Мой друг светлеет лицом, будто вспомнил что-то смешное:
– Не успели. Капитан подошёл. Посмотрел и – коротко так: «За борт!». Сказал, как отрезал. Ну нас, понятное дело, два раза просить не пришлось. Быстрёхонько его на воду спустили, посветили фонарём – он то, бедняга, поначалу квилеватый был, потом шевельнул хвостиком раз-другой и пошёл, пошёл себе помаленьку. А тот, с фотоаппаратом, пока плёнку менял, пока бежал – мы уж и палубу водой окатили. Ох, как он разошёлся! Дескать, сообщить и доложить… Мол, советская наука и мировая общественность… В общем – вернуть и заспиртовать! Совсем из берегов вышел, а ведь такой тихий был. Н-да...

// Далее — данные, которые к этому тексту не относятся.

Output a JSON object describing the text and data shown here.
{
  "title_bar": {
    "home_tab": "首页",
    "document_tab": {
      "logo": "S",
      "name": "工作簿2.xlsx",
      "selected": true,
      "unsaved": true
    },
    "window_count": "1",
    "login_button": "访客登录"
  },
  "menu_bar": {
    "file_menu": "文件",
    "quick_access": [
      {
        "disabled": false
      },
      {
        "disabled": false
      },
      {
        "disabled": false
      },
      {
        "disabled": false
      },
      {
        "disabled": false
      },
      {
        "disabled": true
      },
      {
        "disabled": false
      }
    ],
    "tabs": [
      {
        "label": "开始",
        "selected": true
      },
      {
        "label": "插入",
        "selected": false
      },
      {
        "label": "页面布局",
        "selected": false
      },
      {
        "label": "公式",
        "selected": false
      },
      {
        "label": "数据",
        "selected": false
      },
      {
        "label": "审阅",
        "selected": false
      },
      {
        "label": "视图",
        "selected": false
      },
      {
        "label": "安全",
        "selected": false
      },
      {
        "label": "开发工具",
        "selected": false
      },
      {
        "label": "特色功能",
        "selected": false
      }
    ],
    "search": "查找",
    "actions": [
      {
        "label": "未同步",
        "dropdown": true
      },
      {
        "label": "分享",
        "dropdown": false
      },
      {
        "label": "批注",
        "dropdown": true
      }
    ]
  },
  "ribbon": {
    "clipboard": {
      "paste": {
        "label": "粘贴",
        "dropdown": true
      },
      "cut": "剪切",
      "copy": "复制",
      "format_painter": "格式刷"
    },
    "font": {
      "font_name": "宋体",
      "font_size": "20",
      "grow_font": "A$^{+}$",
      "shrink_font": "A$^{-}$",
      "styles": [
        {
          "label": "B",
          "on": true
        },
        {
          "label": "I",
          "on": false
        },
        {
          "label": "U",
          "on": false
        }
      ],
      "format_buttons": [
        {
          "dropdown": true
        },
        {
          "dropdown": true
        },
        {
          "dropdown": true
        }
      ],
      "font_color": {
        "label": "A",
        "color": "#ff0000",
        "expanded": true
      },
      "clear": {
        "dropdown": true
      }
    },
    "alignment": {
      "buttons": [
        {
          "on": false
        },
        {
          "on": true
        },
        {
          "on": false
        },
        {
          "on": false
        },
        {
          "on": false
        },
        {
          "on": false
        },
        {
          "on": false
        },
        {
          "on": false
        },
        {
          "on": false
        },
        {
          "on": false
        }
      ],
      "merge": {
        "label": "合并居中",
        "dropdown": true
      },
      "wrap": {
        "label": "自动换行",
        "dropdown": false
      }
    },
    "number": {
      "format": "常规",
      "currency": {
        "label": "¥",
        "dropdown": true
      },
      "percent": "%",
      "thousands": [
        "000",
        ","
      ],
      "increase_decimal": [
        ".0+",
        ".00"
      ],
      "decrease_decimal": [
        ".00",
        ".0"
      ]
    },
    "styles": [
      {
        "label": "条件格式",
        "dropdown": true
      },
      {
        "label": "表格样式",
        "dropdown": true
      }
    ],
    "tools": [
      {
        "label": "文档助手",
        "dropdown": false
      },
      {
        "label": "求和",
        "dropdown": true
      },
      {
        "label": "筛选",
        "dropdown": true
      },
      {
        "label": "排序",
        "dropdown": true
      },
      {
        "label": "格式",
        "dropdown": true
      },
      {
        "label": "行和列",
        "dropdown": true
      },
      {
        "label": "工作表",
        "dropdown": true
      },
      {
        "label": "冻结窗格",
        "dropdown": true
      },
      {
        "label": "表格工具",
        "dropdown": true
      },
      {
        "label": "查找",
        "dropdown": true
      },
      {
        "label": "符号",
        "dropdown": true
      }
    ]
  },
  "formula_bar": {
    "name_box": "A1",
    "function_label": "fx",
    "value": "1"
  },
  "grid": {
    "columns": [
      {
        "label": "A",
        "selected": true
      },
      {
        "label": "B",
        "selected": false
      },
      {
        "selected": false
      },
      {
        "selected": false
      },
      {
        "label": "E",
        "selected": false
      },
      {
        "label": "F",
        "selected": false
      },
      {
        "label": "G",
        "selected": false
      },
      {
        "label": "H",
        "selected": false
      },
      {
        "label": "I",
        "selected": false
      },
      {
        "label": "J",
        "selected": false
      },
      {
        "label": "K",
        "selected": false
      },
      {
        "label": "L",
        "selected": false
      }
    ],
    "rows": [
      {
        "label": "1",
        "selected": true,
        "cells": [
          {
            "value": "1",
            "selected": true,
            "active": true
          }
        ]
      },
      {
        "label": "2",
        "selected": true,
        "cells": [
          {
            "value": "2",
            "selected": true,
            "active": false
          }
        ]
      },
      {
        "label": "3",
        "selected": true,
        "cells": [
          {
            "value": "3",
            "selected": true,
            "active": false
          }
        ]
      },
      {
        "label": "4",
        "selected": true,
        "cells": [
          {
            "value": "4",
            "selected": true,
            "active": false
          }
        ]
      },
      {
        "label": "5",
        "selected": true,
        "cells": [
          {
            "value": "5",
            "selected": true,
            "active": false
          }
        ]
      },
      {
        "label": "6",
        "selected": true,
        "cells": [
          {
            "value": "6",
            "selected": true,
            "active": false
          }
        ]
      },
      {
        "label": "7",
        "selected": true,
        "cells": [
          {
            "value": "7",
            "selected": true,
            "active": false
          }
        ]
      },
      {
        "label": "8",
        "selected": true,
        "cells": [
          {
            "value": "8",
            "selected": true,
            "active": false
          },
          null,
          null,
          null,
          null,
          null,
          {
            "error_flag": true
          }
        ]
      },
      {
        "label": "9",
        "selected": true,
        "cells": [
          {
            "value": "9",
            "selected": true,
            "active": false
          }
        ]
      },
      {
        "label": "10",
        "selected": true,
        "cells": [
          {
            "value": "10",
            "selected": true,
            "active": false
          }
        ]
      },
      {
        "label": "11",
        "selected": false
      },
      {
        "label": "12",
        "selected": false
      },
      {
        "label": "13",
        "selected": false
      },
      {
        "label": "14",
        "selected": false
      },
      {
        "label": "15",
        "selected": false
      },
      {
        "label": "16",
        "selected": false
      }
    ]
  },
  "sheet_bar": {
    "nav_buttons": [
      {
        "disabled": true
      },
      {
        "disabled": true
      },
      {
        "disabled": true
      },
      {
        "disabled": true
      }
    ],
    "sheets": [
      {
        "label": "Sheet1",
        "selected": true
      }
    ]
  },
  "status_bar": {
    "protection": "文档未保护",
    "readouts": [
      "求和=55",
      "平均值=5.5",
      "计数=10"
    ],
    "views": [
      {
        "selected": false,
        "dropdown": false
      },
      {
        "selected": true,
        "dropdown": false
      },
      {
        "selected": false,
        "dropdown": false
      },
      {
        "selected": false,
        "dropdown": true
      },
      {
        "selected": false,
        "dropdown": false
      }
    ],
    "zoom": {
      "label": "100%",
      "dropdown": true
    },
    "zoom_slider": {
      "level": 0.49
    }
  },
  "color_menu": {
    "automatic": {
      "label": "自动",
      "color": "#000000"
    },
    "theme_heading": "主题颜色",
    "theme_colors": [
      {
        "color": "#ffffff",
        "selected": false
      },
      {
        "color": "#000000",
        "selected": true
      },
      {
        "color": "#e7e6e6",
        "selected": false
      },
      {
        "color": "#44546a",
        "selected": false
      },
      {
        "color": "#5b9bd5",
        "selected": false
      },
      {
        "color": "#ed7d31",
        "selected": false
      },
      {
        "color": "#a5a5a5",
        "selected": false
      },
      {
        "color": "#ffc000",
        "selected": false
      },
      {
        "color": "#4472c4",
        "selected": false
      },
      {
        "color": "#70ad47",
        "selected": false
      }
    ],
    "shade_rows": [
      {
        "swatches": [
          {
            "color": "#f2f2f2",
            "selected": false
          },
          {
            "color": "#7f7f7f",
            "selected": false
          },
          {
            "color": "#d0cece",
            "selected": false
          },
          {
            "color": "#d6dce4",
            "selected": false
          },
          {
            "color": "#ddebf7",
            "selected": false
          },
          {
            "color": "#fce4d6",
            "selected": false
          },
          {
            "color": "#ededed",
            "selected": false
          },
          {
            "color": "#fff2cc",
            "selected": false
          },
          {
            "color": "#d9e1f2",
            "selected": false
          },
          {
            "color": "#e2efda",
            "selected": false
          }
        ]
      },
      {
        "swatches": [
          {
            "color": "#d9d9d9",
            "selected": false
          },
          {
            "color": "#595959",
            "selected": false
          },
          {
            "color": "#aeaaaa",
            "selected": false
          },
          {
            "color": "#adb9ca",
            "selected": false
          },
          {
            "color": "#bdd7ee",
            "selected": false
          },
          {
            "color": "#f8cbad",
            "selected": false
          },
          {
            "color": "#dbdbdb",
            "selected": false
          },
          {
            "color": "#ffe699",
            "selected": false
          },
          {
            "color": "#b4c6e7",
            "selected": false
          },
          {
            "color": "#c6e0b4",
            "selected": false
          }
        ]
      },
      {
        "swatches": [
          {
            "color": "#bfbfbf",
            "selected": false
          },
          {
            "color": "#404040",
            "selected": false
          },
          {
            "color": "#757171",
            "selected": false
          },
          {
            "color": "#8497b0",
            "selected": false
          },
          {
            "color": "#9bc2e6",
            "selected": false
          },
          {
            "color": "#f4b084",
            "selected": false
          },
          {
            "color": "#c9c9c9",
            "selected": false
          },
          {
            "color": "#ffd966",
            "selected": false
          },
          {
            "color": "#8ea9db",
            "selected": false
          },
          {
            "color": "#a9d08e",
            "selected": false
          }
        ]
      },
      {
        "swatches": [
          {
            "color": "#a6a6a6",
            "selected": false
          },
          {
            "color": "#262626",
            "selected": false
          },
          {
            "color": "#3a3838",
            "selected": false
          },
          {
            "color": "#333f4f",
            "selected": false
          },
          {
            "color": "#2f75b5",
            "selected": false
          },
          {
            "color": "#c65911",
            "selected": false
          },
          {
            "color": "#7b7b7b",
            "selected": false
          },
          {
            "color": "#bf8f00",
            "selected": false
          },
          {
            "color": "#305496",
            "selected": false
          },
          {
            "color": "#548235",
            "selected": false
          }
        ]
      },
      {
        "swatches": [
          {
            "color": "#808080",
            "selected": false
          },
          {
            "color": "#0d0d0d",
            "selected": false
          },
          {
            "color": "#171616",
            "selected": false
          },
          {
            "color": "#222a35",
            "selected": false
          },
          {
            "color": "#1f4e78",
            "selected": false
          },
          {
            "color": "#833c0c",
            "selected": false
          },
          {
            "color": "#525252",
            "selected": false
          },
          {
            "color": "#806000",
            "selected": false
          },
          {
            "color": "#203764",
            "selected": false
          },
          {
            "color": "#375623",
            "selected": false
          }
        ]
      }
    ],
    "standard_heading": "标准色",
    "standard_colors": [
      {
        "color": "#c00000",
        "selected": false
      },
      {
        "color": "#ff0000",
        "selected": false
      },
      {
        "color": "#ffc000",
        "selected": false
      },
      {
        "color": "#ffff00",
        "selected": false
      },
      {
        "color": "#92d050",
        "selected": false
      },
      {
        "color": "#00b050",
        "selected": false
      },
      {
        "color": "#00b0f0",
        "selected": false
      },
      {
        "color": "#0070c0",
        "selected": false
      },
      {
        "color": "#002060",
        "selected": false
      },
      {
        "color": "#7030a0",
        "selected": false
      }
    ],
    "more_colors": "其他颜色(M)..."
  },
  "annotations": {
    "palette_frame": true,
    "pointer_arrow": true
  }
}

Ну, мы его и заспиртовали до утра. А утречком поговорили с ним по душам, он и успокоился. С человеком всегда договориться можно, главное деликатный подход.
– А что вы ему сказали?
– Правду, малыш. Только правду. Представь, ситуация: приходит человек к начальству и докладывает, что он, находясь в плавании, лично видел живую русалку. А мы уж, конечно – и знать не знаем, и ведать не ведаем. Отсюда вывод: рехнулся человек, не выдержал дальнего рейса. И не видать ему моря, как своих ушей, потому что слабонервных на борт комиссия не допускает.
Костя допивает остатки пива и сворачивает газету с рыбьей чешуёй. Вот это история! Меня распирает от благодарности, и я пытаюсь её выразить, правда – на свой манер:
– Кость! Я, честное слово, никому не скажу!
– Что? Ах, это… да говори, кому хочешь. Всё равно тебе никто не поверит.
Он коротко смеётся, добавляет – ни к селу, ни к городу:
– Ну и глаза у тебя – как тарелки, ей-богу! – и уходит в глубину двора.
Из крохотной летней кухни устало выходит Светка, пышная и запаренная, долго плещется у крана, со вкусом пьёт прохладную воду, и, утеревшись вафельным полотенцем, счастливо вздыхает, подняв к небу горящее щедрым румянцем свежее лицо.
А я, очарованно-притихшая, только сейчас замечаю, что наступил вечер. И в садик уже давно опустилась влажная, пахнущая морем и поющая сверчками темнота.